One nice thing about a lock is that you are in a huge building alone and it's nice not to feel vulnerable. Two is that folks arrive at all kinds of early hours for church services and you'd like to not introduce yourself in your skivvies.

So another time, another religious institution, the guest room was actually a large lounge with six sofas that made into beds. So you just picked one and opened up. While it was a big space (besides being in a big building) it very distinctly wasn't a single bedroom. We dressed in the attached bathroom.

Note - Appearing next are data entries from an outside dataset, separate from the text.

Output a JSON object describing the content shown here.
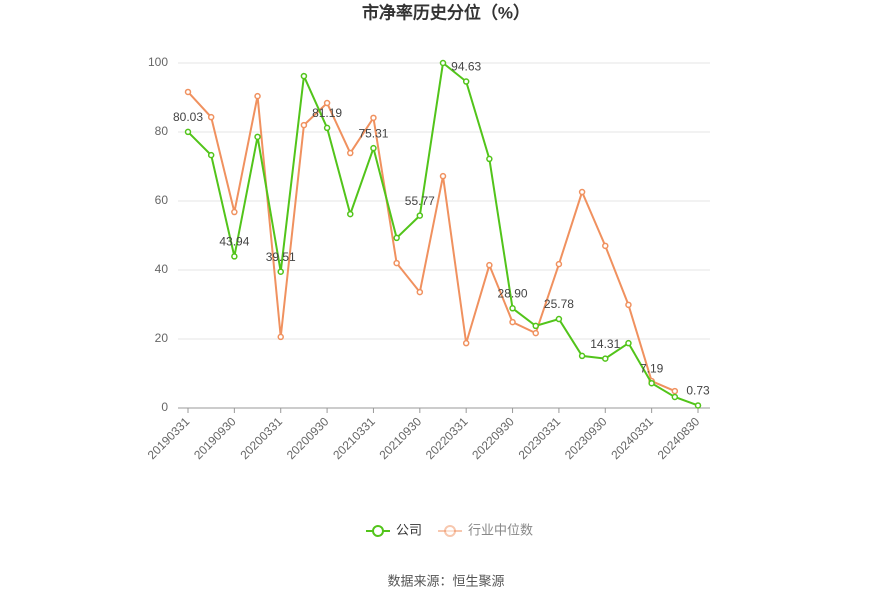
{
  "chart_data": {
    "type": "line",
    "title": "市净率历史分位（%）",
    "categories": [
      "20190331",
      null,
      "20190930",
      null,
      "20200331",
      null,
      "20200930",
      null,
      "20210331",
      null,
      "20210930",
      null,
      "20220331",
      null,
      "20220930",
      null,
      "20230331",
      null,
      "20230930",
      null,
      "20240331",
      null,
      "20240830"
    ],
    "series": [
      {
        "name": "公司",
        "color": "#52c41a",
        "values": [
          80.03,
          73.3,
          43.94,
          78.6,
          39.51,
          96.2,
          81.19,
          56.2,
          75.31,
          49.3,
          55.77,
          100,
          94.63,
          72.2,
          28.9,
          23.8,
          25.78,
          15.1,
          14.31,
          18.8,
          7.19,
          3.2,
          0.73
        ],
        "value_labels": [
          "80.03",
          null,
          "43.94",
          null,
          "39.51",
          null,
          "81.19",
          null,
          "75.31",
          null,
          "55.77",
          null,
          "94.63",
          null,
          "28.90",
          null,
          "25.78",
          null,
          "14.31",
          null,
          "7.19",
          null,
          "0.73"
        ]
      },
      {
        "name": "行业中位数",
        "color": "#f0915f",
        "values": [
          91.6,
          84.3,
          56.8,
          90.4,
          20.6,
          82.0,
          88.4,
          73.9,
          84.1,
          42.0,
          33.6,
          67.2,
          18.8,
          41.4,
          24.9,
          21.7,
          41.7,
          62.6,
          47.0,
          29.9,
          7.8,
          4.9,
          null
        ]
      }
    ],
    "ylim": [
      0,
      100
    ],
    "yticks": [
      0,
      20,
      40,
      60,
      80,
      100
    ],
    "grid": true,
    "legend": "bottom",
    "source": "数据来源：恒生聚源"
  }
}
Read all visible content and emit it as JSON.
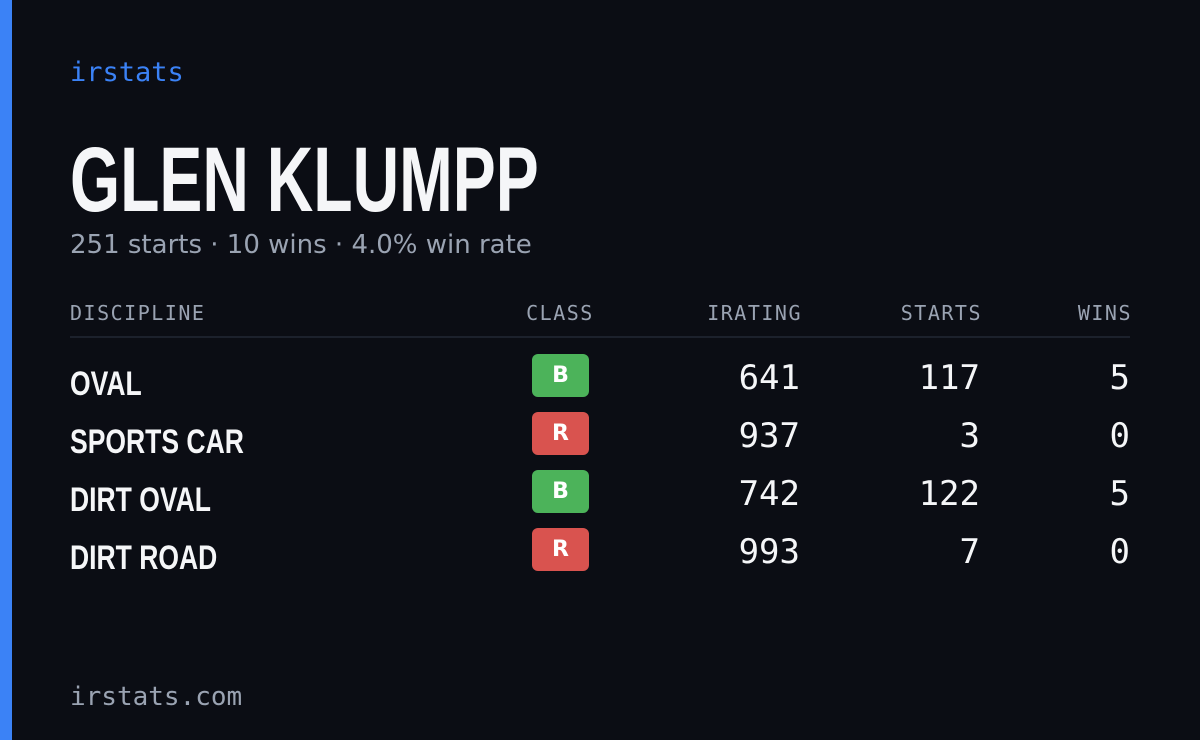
{
  "brand": "irstats",
  "driver": {
    "name": "GLEN KLUMPP",
    "summary": "251 starts · 10 wins · 4.0% win rate"
  },
  "table": {
    "headers": [
      "DISCIPLINE",
      "CLASS",
      "IRATING",
      "STARTS",
      "WINS"
    ],
    "rows": [
      [
        "OVAL",
        "B",
        641,
        117,
        5
      ],
      [
        "SPORTS CAR",
        "R",
        937,
        3,
        0
      ],
      [
        "DIRT OVAL",
        "B",
        742,
        122,
        5
      ],
      [
        "DIRT ROAD",
        "R",
        993,
        7,
        0
      ]
    ],
    "class_colors": {
      "B": "#4cb35a",
      "R": "#d9534f"
    }
  },
  "footer": "irstats.com"
}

Well, putting it mildly I'm not an early riser. The early risers in this rural farm community were getting coffee going behind a folding curtain that attached to our room. My significant other got in the shower and gave me a moment to awake. I started worrying this big room was a Sunday School area and I should get moving. I traded the sofa room for the bathroom only to hear pounding on the door of our area. I was about to turn on the shower when my man opened the door and said that I needed to hurry they were going to have to turn off the water.  The snow storm had frozen and broken pipes which were filling the heating system with water. Uhm, okay, no pressure.

When I came out to join in the donuts and early morning church rituals, you could hear the water pounding in the heating vents like tribal drums. Really weird sound.

Okay, so another room another state. This time attached to the men's bathroom as this was the only bathroom that had a shower. My spouse taught me that it is inappropriate to balance one's makeup bag on the handle of a urinal, but honestly you just work with whatever space you have and there wasn't any. We stayed in this arrangement for eight weeks. It was in a urban spill from a very large city. The kitchen was in the basement which meant walking through the sanctuary (in the dark) and down some stairs and hallways to the kitchen for hot water or microwaves etc. So I had to psych myself up for the journey (see the paragraph of childhood basement running above!).

It was fine and we didn't mind. These are just the little challenges you don't think of unless you stay a place as unusual as the back of thousands of square feet of public use space. After a few days, someone from the pastoral family mentioned that we needed to double check the side door by the sanctuary (not the one we used in the back dark parking lot!) because it didn't always latch and sometimes homeless people came inside to get warm. No big deal but it was best to check. Yeah. Note to self check the doors and the dark hallways on the way to the far away kitchen.

So then my significant one had to leave for another meeting and I got to stay there completely alone for two weeks. It was fine. Really. So maybe yes, I ran a couple times thru dark hallways, but I was grateful for somewhere to stay. It probably helped the intensity of my prayers!


  1. Sleeping in a church the night before services is odd and stressful. I too, not being a morning person, envision waking to people opening the door on me in my skivvies.

    Why do darkened rooms feel so ominous when you know better? I wish I knew.

  2. There's some odd primal fear about the dark, isn't there?